Why are people prone to social engineering?

It's commonly due to human psychology - eg. desire, greed, fear or gullibility. It is only natural to exhibit these traits, after all, it is what makes us humans. It is not surprising that even highly educated professional such as doctors, accountants, IT executives, lawyers are susceptible to social engineering attacks. A lonely woman or man are easy prey for love scams, a profit minded person is easy target for investment scams. A career minded person or desperate job seeker is easy prey for job scams, tech illiterate retirees get scammed by fake tech support or law enforcement agencies into transferring monies into attacker bank accounts. While scams are usually profit driven, social engineering also serve as a means to infiltrate or circumvent enterprise security controls. Both scams and social engineering attacks can be performed physically or logically. Physical attacks involve face-to-face impersonation at the victim's premise while logical attacks can be done remotely via emails, voice calls or Phishing websites.


What other scenarios are Social Engineering design for?

It is often said that the weakest link in computer security is the user. While highly skilled hackers usually find software flaws in widely used applications, it doesn't always have to be that difficult to pull of  a heist. In red teaming exercise (an end-to-end security assessment of an organization's resiliency agaisnt cyber attacks), social engineering is by far the most common attack path to gain initial access into corporate networks. For eg, red teamers impersonate HR by sending mandatory 'on-boarding' exercise emails to new employees of a Pharmaceutical company from emails scraped off LinkedIn. These emails contain dropper links to download malicious software with sophisticated malware that are able to evade end-point-protection systems. Once executed, the malware will call back home, allowing the attacker to remotely control the victim's host to perform further arbitrary actions without consent or knowledge of the victim.

The ultimate goal of an attacker is to gain access to sensitive information vaults and exfiltrate data out of the organization's network perimeter without detection, some attackers deliberately encrypt critical systems using ransomware and demand payment in crypto currencies to unlock it.

How to protect against social engineering & scam attacks?

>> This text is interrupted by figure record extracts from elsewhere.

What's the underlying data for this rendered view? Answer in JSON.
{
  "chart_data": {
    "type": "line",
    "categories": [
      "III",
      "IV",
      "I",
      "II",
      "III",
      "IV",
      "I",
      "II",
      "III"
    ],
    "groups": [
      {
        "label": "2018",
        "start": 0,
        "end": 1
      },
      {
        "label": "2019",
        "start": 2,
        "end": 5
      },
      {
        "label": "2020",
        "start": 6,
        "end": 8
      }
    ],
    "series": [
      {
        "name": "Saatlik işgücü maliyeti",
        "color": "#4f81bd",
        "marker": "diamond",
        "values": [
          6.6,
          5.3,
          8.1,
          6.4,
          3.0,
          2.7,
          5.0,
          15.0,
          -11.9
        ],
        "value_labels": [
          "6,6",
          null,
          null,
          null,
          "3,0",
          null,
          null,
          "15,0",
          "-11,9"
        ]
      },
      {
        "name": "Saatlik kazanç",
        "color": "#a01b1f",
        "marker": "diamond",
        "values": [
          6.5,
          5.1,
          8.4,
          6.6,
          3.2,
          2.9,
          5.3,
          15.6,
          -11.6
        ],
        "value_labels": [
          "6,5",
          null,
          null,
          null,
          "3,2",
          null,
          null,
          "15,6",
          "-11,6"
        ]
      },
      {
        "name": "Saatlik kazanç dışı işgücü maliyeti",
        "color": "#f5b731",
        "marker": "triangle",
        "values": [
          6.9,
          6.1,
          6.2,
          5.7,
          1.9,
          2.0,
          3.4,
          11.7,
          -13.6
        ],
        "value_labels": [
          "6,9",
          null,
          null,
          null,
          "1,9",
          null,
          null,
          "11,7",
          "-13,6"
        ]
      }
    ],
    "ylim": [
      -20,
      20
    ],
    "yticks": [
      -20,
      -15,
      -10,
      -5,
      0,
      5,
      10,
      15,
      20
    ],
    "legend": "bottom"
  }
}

Constantly educate and remind people the dangers of trusting anything they see, read or receive on the Internet. The advancement in AI allows anyone to easily manipulate text, voice, video and images. Always question the authenticity of anything they receive, read, hear, see or download. The Web is a complex global public network of millions of interconnected computers notoriously known as the wild-wild-west, so always tread with caution. As a general rule, do not click, download, install untrusted software or links or pick up unknown voice or video calls. Do not voluntarily give out your personal information such as your full name, DoB, residential address, social security no, bank account details, etc. This includes websites or anyone that might ask you for private details. The more an attacker knows about you or your organization, the easier it will be for them to design an elaborate scheme to eventually trick, coerce or deceive you. While there are countless of logical controls built around users to prevent security breaches, not every action can be solved by installing software alone. Softwares are as good as the user using it. User education and awareness are vital in protecting against security breaches.